Adrian Edmondson’s Berserker is arguably one that focuses on a truth, on many truths and admittances, and for a hero of a generation, a man to whom has played both wit and wonder in equal measure on screen, who has provided some of the most brilliant adaptions of punk classics as part of The Bad Shepherds, the inevitable lead up to his time with Rick Mayall as his comedic partner, will all be left by the reader as a reveal of his father is understood; that for Generation X and those that followed in the rigorous determination of the church to install a false premise of life in their hearts from their Victorian and Edwardian raised parents and grandparents, time has been one of the ultimate steal, of a forgery they had to deal with and rebel against, but one with a heavy price to pay.

There is no doubt that Adrian Edmonson’s name will live on in the pantheon of comedy, the dues paid attest to that, but it is one that is shrouded in a sadness, of unknown abuse at the hands of private schooling, of knowing that the world is an oyster if your parents are installed with adventurous soul; or maybe one that is willing to disappear from the path imagined and laid down by a mindset best long left in the past.

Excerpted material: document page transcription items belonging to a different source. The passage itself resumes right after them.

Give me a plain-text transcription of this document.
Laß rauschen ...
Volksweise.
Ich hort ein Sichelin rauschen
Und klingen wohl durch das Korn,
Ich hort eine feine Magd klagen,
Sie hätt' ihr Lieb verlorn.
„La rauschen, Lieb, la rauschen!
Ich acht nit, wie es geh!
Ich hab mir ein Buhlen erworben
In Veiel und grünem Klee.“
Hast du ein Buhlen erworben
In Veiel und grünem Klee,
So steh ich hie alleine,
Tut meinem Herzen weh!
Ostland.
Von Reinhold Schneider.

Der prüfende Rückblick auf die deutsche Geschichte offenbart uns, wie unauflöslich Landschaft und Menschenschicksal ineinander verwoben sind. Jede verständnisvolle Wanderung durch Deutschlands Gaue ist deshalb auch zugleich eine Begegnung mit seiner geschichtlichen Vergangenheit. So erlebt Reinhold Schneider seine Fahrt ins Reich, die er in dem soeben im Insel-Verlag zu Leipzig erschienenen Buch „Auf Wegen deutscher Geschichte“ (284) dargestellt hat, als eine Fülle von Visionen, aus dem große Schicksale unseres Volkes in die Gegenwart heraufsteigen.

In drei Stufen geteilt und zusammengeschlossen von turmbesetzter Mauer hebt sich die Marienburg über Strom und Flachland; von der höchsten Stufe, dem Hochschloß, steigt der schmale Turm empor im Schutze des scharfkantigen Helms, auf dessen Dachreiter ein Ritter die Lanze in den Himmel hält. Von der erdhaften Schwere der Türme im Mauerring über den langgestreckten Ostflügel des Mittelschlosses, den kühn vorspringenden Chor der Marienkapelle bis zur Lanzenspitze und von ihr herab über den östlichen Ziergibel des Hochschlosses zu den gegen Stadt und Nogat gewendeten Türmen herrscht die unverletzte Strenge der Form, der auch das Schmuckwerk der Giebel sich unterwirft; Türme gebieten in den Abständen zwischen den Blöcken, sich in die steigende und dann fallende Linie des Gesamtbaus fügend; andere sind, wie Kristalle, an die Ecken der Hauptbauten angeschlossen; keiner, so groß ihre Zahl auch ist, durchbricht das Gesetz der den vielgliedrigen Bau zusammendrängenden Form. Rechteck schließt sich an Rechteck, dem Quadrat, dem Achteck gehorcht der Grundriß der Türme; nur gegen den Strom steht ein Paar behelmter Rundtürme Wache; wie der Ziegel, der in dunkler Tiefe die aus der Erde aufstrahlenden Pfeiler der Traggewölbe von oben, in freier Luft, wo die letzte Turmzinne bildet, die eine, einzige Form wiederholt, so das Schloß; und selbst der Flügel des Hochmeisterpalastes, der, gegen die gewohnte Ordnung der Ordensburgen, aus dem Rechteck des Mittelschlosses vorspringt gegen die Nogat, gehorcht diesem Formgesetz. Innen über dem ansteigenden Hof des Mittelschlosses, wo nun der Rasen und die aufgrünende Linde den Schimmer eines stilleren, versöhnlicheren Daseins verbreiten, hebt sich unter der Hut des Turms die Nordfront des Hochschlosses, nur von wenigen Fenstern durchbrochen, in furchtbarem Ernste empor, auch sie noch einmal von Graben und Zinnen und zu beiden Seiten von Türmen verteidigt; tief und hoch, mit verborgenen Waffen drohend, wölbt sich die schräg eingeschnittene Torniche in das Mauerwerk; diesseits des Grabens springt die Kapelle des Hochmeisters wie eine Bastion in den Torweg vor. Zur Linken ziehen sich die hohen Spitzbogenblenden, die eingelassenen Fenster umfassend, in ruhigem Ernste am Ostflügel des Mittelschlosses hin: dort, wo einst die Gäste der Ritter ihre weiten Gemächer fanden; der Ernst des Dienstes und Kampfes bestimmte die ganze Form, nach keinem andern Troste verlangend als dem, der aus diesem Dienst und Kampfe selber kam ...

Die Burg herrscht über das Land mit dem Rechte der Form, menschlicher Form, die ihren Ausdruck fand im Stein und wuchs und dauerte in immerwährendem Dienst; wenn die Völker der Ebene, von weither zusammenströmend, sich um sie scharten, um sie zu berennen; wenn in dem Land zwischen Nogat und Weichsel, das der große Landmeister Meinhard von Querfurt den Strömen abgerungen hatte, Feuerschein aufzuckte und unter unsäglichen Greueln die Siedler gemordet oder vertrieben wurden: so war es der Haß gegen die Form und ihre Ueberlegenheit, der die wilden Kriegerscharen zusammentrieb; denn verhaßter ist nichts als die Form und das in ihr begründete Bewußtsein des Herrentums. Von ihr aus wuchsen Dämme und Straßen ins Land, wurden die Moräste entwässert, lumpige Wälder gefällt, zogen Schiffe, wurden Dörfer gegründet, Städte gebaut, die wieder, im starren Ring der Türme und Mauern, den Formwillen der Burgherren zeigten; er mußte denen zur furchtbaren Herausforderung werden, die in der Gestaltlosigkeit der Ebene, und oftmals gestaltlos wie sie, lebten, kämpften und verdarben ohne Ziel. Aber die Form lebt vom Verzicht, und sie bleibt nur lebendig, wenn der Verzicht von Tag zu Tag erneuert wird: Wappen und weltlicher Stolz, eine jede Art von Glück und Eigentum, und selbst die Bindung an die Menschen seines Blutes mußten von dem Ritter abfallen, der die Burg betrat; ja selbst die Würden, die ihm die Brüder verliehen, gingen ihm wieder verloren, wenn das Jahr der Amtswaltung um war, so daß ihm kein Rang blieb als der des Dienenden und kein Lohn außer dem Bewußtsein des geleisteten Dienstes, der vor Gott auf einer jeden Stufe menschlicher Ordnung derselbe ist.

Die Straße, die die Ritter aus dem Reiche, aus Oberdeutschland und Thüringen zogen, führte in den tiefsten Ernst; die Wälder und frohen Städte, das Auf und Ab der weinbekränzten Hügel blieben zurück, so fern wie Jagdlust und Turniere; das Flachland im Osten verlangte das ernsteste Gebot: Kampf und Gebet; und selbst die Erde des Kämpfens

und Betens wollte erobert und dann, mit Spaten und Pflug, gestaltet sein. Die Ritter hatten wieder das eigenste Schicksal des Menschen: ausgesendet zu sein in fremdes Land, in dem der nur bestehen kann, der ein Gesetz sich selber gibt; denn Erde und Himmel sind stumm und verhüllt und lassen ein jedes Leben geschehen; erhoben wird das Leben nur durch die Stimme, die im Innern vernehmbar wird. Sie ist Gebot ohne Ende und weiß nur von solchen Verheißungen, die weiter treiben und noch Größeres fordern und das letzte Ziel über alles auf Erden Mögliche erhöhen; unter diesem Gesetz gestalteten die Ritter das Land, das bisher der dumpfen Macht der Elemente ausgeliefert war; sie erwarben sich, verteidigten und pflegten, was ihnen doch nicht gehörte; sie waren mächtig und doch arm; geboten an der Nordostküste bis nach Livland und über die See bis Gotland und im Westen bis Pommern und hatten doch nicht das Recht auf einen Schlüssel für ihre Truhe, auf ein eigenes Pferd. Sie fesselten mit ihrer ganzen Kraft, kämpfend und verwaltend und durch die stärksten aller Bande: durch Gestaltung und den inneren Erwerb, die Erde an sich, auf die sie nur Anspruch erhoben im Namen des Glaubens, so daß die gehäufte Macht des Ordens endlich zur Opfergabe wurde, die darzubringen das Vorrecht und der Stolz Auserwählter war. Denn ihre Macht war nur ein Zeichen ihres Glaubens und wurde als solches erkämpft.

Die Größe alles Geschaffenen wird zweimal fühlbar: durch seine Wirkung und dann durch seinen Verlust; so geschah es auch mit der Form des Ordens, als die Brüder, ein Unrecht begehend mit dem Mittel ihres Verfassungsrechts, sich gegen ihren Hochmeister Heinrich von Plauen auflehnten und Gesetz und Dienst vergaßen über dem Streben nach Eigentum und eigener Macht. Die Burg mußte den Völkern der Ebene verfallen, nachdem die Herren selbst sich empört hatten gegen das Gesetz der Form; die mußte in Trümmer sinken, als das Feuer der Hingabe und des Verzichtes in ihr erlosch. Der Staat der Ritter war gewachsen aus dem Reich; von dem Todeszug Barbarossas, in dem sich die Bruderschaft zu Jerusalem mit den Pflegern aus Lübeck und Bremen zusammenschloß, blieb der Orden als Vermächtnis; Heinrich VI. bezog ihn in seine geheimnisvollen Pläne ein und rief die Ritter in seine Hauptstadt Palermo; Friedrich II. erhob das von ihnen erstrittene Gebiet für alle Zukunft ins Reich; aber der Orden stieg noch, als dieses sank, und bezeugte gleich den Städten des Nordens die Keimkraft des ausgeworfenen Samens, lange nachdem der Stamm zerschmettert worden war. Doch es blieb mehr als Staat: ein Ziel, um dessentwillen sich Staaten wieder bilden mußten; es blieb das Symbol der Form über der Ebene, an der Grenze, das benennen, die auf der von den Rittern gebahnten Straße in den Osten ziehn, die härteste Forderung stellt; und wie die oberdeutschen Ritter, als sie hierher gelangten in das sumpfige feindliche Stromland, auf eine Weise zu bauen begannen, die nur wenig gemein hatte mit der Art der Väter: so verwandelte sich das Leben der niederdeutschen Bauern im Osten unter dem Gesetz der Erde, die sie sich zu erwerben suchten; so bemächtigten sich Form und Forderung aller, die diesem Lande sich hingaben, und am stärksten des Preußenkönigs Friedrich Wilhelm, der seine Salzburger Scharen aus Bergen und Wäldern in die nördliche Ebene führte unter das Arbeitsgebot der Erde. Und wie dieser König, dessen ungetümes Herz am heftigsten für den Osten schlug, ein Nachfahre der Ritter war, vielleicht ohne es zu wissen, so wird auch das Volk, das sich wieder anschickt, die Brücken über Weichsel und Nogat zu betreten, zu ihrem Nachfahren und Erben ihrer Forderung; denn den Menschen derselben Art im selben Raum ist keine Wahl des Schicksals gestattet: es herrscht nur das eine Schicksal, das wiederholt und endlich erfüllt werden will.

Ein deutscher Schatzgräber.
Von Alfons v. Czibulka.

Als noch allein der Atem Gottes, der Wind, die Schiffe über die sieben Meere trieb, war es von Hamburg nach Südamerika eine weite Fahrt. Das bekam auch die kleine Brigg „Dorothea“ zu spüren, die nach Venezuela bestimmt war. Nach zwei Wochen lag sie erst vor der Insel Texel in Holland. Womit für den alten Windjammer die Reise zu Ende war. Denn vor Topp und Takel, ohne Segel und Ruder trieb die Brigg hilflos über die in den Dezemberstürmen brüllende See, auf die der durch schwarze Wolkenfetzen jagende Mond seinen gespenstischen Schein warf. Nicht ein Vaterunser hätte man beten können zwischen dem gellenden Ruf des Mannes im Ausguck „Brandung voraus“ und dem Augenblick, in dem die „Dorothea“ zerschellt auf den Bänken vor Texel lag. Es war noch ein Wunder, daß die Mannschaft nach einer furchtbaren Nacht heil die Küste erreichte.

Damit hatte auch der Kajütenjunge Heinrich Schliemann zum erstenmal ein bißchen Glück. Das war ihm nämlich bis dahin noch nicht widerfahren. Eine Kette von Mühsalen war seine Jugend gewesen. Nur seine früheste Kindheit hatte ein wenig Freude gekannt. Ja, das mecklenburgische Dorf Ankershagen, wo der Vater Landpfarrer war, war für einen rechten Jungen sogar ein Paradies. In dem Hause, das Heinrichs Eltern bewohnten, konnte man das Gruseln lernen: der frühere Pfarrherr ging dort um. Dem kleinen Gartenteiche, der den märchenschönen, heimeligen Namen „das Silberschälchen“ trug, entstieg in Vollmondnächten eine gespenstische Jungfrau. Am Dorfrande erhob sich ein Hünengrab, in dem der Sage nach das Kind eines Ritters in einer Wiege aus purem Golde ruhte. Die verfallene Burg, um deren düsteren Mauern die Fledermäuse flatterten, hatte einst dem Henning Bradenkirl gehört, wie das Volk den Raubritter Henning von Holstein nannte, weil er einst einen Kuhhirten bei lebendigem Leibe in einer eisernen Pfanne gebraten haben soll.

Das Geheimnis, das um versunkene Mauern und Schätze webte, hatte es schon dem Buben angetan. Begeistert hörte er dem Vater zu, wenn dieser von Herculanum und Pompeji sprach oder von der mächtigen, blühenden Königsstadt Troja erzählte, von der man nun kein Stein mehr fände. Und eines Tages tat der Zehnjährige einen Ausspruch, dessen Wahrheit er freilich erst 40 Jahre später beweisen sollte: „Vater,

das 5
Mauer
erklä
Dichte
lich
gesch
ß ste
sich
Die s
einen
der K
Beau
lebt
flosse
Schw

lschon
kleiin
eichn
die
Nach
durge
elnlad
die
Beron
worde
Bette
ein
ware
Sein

From humble beginnings a humble man will emerge, and yet the stories of life in Pocklington as a boarder in dire need of artistic intent, to time served at Manchester University and beyond, the life and times of one of Britain’s finest comedians, of an actor worth every salt grain that can be packed into a human soul, the world and his words fall with ease, and yet it is the in between where the emotions and the scars can be felt, and for every moment of high, the understanding that it comes from a low point, that sadness and joy are not the relative strangers they appear to be, is one that carries the autobiography past the heroic and into the beauty of being human.

Prepare to be amused, to laugh, and ultimately feel the shock of empathy you feel well up in your stomach, a volcano of emotional resonance that initially destroys but which becomes the backdrop for growth, of renewal, of fightback in every way possible. This is the inspiration, a journey, and a regret that explodes into the sky and falls with love back to Earth.

Berserker is a tale of triumph in the midst of adversity brought on by a system that has claimed many a victim, but to survive you must, like Mr. Edmonson be willing to play its fool with wit and fierce drive.